Dreaming
At Last, Following Your Heart's Desire
What does it take to finally live our dreams?
Posted August 22, 2011
For years, everything and everyone seems to conspire to keep us from exploring what we really want to do. There are a thousand ways to numb ourselves to the urges that would shake things up. Family members' needs sap our energy; financial circumstances fence us in. Sitting down at the computer "just to finish up" a project from work easily turns into yet another evening or weekend lost to the job. Movies, television shows, and wandering through cyberspace can fill our non-work time, until we are enveloped by passivity. "Next year," we pledge to ourselves, only to let a few more years go by.
The shock of realizing we have gotten older often turns someday into now. We suddenly locate ourselves further on the trajectory between birth and death, and a bolder spirit overtakes us. Whether a milestone in the lives of our children, a friend's heart attack, or the death of a parent who had seemed invincible, something spurs us to recognize that our former purpose does not suffice and we cannot wait any longer to follow our heart's desire.
Many of us stifled at least some of our dreams earlier in life. In the first quadrant of adulthood, we may have succumbed to the positive verdict of success in a certain field, even though it wasn't the one we really wanted to pursue. Then, during the tumult of midlife, we may have gone on following a path that came easily to us or was simply necessary for earning a living. Our fullest enthusiasm, located in another direction entirely, may await us in later life when we are ready to explore all that has lain dormant.
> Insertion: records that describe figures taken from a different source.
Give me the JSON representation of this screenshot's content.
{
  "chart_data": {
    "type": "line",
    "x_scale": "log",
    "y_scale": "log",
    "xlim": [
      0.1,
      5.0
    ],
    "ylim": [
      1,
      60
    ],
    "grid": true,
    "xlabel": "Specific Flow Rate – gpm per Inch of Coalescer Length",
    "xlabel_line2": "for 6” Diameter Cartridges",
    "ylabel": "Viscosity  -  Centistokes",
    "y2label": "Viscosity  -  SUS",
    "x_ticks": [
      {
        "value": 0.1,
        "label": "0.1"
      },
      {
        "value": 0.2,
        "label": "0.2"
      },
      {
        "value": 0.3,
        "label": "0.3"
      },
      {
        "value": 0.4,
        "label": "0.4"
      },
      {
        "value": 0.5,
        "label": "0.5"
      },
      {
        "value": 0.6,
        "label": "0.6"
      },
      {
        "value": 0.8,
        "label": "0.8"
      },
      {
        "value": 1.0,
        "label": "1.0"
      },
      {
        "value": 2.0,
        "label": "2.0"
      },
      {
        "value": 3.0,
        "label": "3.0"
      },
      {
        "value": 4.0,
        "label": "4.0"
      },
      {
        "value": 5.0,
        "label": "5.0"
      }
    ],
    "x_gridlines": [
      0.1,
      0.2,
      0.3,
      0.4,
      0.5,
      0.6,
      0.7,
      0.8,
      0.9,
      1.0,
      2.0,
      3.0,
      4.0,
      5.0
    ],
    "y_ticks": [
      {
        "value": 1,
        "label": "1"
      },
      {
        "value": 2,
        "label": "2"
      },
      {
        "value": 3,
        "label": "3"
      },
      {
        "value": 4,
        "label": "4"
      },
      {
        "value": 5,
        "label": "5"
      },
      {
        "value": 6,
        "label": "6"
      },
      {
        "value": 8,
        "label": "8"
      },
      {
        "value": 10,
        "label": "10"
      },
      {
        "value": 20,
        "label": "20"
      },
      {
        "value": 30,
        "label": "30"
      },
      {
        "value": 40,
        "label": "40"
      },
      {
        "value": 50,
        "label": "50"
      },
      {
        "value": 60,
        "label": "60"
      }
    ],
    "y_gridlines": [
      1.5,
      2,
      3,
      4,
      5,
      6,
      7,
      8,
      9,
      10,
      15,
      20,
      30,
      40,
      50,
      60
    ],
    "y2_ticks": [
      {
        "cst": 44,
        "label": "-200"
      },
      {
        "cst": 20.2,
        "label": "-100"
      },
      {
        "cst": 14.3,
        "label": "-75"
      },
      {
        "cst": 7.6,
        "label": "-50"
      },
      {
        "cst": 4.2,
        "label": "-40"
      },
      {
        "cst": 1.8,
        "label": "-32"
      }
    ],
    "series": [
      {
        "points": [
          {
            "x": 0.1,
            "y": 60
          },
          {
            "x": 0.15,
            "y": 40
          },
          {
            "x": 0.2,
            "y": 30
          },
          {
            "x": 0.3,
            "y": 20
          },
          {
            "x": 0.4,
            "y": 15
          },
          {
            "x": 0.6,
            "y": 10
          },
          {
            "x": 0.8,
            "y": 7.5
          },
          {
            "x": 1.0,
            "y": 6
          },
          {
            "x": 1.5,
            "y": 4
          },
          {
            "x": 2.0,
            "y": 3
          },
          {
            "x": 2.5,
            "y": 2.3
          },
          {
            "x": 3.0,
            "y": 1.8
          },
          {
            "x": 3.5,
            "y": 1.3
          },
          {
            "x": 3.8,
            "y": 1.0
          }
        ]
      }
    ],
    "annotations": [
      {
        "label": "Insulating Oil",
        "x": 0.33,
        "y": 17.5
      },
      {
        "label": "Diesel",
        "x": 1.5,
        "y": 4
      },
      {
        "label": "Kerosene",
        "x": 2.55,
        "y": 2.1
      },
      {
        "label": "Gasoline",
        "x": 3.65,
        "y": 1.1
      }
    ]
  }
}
In fourth grade I longed to play the cello, but I chose viola because I could hide it under my coat on the way to school. Relentless ridicule was visited upon those in orchestra, and I knew I could not bear it. Year after year, I sat in rehearsals and envied the cellists beside me as we prepared for school concerts. Finally, I abandoned viola in the miasma of entering ninth grade.
Just before my fifty-first birthday, I went out one day and bought a cello. Then I found a teacher willing to endure a stubborn adult, and now I have attained a decent vibrato and can play one of the slow movements of a Bach cello suite reasonably well. I refuse to practice; I only play for pleasure. I might work on a tough section here and there, trying to improve, but generally I ask myself only to feel the instrument against my chest and to let the resonance of the sound move through me.
Making time to play amidst all my commitments, over and over again, proclaims the sweetness of satisfying a long-held desire. I have faced down my former cowardice and given myself a lingering victory. Each time I pick up the instrument, I see a broad vista of possibilities opening before me.